LilórienSilme
~ Fanfiction-Autorin ~
Kapitel 1
~ Dancing trough the Night
Die große Standuhr im antik eingerichteten Büro eines Londoner Altbaues schlug bereits halb drei Uhr nachts. Noch immer brannte die kleine Leselampe über dem wuchtigen Schreibtisch aus deutscher Eiche rustikal. In dem Lichtkegel lagen ein Haufen Papiere, wild durcheinander geworfen, dazwischen ein aufgeschlagenes Buch, dicht beschrieben. In der Mitte der Arbeitsfläche blinkte ein Laptop. Der Bildschirmschoner hatte sich bereits eingeschaltet, sodass eine kleine Kugel immer wieder von den Wänden abprallte, durch das Bild hüpfte, um gleich darauf von der nächsten Seite abzuprallen und das ganze Spiel von vorne zu beginnen.

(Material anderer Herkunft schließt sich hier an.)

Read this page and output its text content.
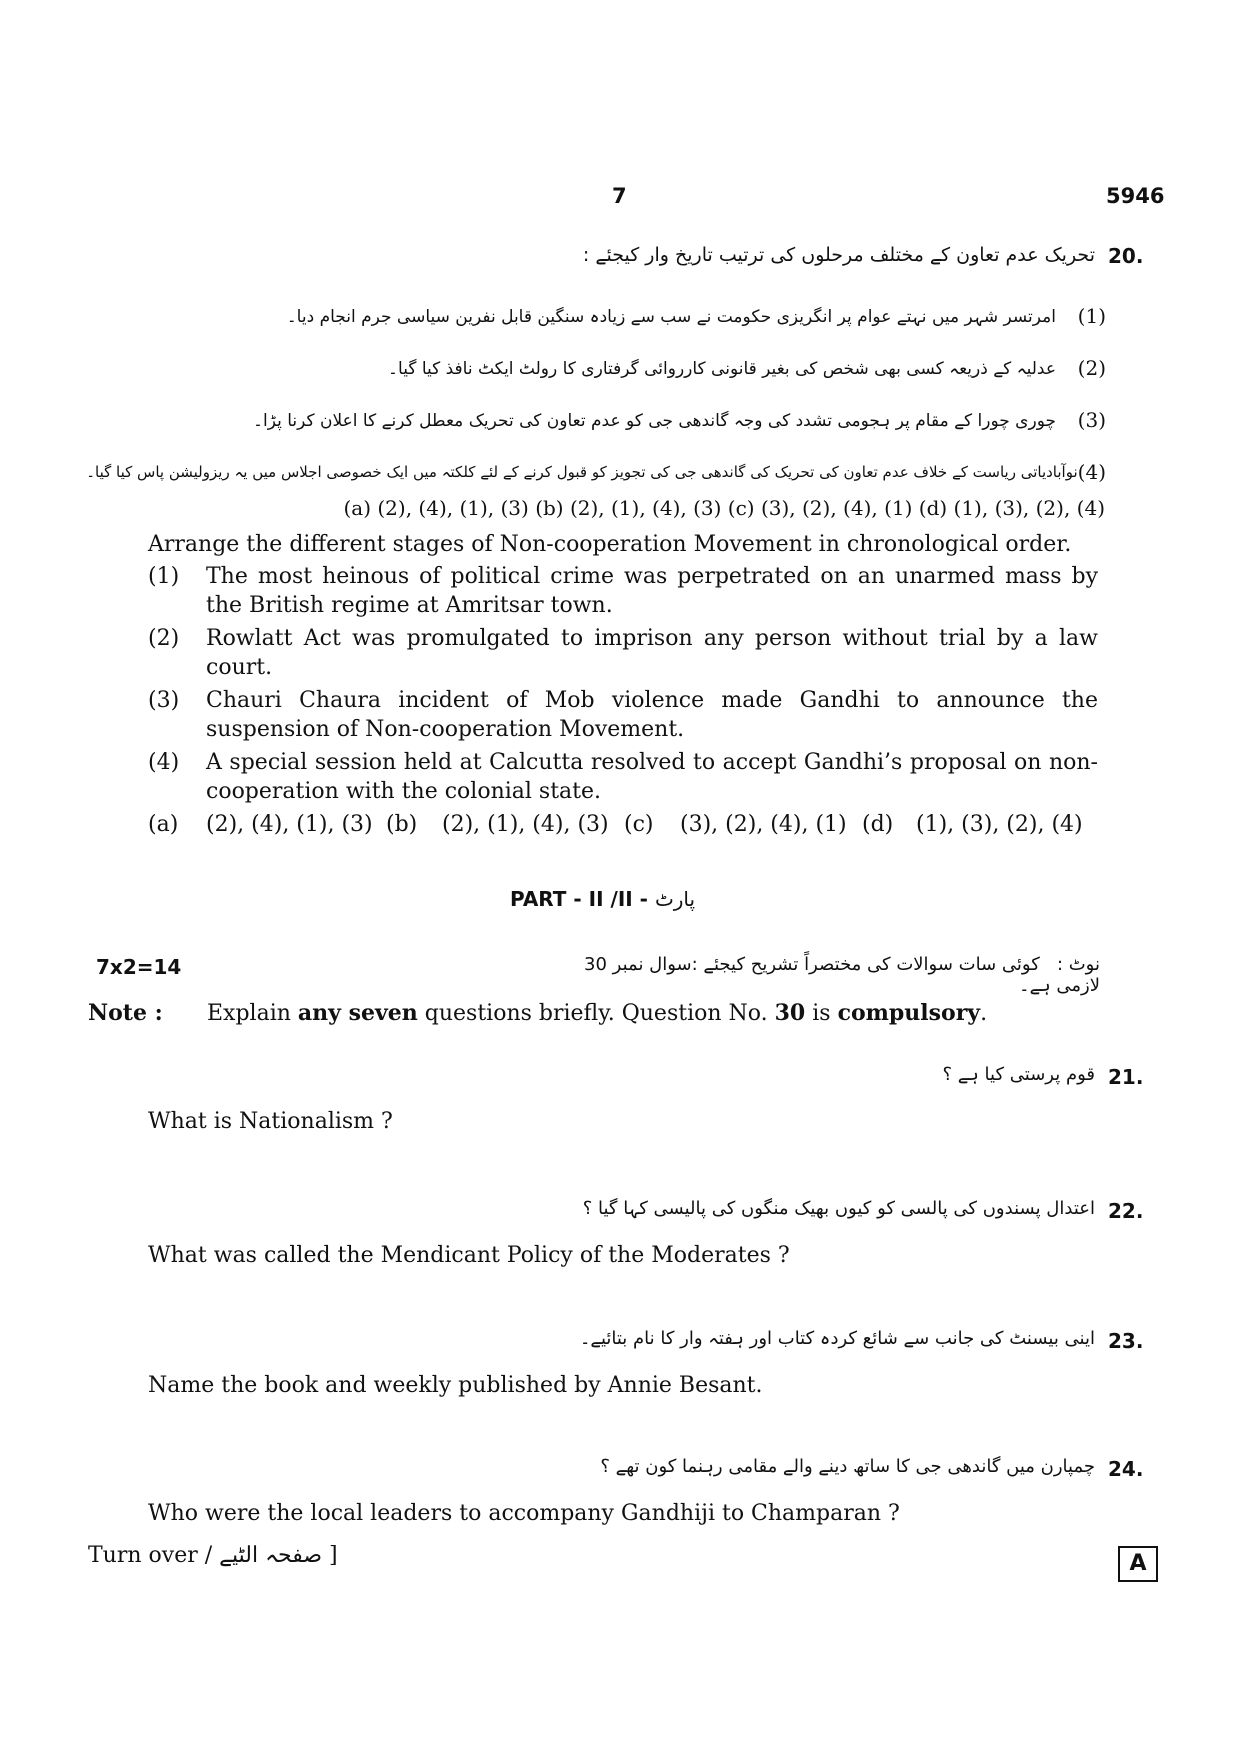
7	5946
20.
تحریک عدم تعاون کے مختلف مرحلوں کی ترتیب تاریخ وار کیجئے :
(1)
امرتسر شہر میں نہتے عوام پر انگریزی حکومت نے سب سے زیادہ سنگین قابل نفرین سیاسی جرم انجام دیا۔
(2)
عدلیہ کے ذریعہ کسی بھی شخص کی بغیر قانونی کارروائی گرفتاری کا رولٹ ایکٹ نافذ کیا گیا۔
(3)
چوری چورا کے مقام پر ہجومی تشدد کی وجہ گاندھی جی کو عدم تعاون کی تحریک معطل کرنے کا اعلان کرنا پڑا۔
(4)
نوآبادیاتی ریاست کے خلاف عدم تعاون کی تحریک کی گاندھی جی کی تجویز کو قبول کرنے کے لئے کلکتہ میں ایک خصوصی اجلاس میں یہ ریزولیشن پاس کیا گیا۔
(a) (2), (4), (1), (3) (b) (2), (1), (4), (3) (c) (3), (2), (4), (1) (d) (1), (3), (2), (4)
Arrange the different stages of Non-cooperation Movement in chronological order.
(1)	The most heinous of political crime was perpetrated on an unarmed mass by the British regime at Amritsar town.
(2)	Rowlatt Act was promulgated to imprison any person without trial by a law court.
(3)	Chauri Chaura incident of Mob violence made Gandhi to announce the suspension of Non-cooperation Movement.
(4)	A special session held at Calcutta resolved to accept Gandhi’s proposal on non-cooperation with the colonial state.
(a)	(2), (4), (1), (3) (b)	(2), (1), (4), (3) (c)	(3), (2), (4), (1) (d)	(1), (3), (2), (4)
PART - II /II - پارٹ
7x2=14	نوٹ :   کوئی سات سوالات کی مختصراً تشریح کیجئے :سوال نمبر 30 لازمی ہے۔
Note : Explain any seven questions briefly. Question No. 30 is compulsory.
21.
قوم پرستی کیا ہے ؟
What is Nationalism ?
22.
اعتدال پسندوں کی پالسی کو کیوں بھیک منگوں کی پالیسی کہا گیا ؟
What was called the Mendicant Policy of the Moderates ?
23.
اینی بیسنٹ کی جانب سے شائع کردہ کتاب اور ہفتہ وار کا نام بتائیے۔
Name the book and weekly published by Annie Besant.
24.
چمپارن میں گاندھی جی کا ساتھ دینے والے مقامی رہنما کون تھے ؟
Who were the local leaders to accompany Gandhiji to Champaran ?
[ صفحہ الٹیے / Turn over	A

Ein dunkelbrauner, gewellter Haarschopf verdeckte die halbe Tastatur, während der Kopf auf den Armen ruhte. Leises, gleichmäßiges Atmen war zu hören, dazwischen das Ticken der Uhr. Als die Uhr anschlug, schreckte die junge Frau aus ihrem unbequemen Schlaf hoch. Mit kleinen Augen blinzelte sie auf die Uhr am anderen Ende des Raumes. Verwirrt schüttelte sie den Kopf, versuchte den Schlaf zu vertreiben. Sie hatte mal wieder viel zu lange gearbeitet und dabei die Zeit total vergessen. Doch dieses neue Projekt verlange ihr dieses Mal alles ab.

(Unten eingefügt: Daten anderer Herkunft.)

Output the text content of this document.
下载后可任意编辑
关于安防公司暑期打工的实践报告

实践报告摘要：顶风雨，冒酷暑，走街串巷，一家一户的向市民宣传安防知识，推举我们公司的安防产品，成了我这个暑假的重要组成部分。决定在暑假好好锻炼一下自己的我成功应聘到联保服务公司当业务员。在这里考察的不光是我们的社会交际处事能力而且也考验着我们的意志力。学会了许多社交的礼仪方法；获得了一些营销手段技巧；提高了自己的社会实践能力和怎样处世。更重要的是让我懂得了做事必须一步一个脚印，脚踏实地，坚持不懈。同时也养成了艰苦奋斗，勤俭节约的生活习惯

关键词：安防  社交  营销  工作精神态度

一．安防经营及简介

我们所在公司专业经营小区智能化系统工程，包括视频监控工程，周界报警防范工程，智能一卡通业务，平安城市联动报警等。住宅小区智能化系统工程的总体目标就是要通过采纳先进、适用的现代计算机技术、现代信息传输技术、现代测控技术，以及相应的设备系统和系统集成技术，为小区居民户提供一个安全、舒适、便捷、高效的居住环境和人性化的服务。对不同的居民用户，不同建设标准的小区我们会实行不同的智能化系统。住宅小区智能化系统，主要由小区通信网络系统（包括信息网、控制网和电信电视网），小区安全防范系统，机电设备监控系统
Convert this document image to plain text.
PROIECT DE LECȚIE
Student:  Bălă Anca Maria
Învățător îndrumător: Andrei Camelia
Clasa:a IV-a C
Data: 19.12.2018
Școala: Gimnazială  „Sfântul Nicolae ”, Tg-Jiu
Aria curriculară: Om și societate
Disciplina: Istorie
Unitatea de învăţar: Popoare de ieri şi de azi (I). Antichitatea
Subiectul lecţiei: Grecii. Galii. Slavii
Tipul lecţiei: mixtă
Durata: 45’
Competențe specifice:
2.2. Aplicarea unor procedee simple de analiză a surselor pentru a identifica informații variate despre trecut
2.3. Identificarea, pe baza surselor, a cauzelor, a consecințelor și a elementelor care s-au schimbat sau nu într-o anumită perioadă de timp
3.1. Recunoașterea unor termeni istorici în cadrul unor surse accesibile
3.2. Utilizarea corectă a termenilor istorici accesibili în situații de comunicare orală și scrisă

Trotzdem beschloss sie, sich ins Bett zu begeben. Sie klappte den Laptop zu und ging ins Badezimmer. Dieses war, im Gegensatz zu ihrem Arbeitszimmer, sehr modern eingerichtet. Große Wandfliesen in einem dunkelgrauen Marmorstein zierten Wände und den Fußboden. Das Waschbecken war viereckig, darunter ein dunkelbrauner Unterschrank. Der übergroße Spiegel wurde von einer Reihe aus kleinen Lichtern umrahmt. Doch dieses Licht schmeichelte ihr in diesem Moment gar nicht.
Seit Wochen war sie kaum vor die Tür gegangen, hatte ihre Haushälterin dazu genötigt, einkaufen zu gehen, damit sie sich nicht ständig nur von Fastfood ernährte. Ihre sozialen Kontakte waren fast eingeschlafen. Tag und Nacht hing sie über ihrem neuen Projekt und kam einfach nicht voran. Zumindest hatte sie das Gefühl.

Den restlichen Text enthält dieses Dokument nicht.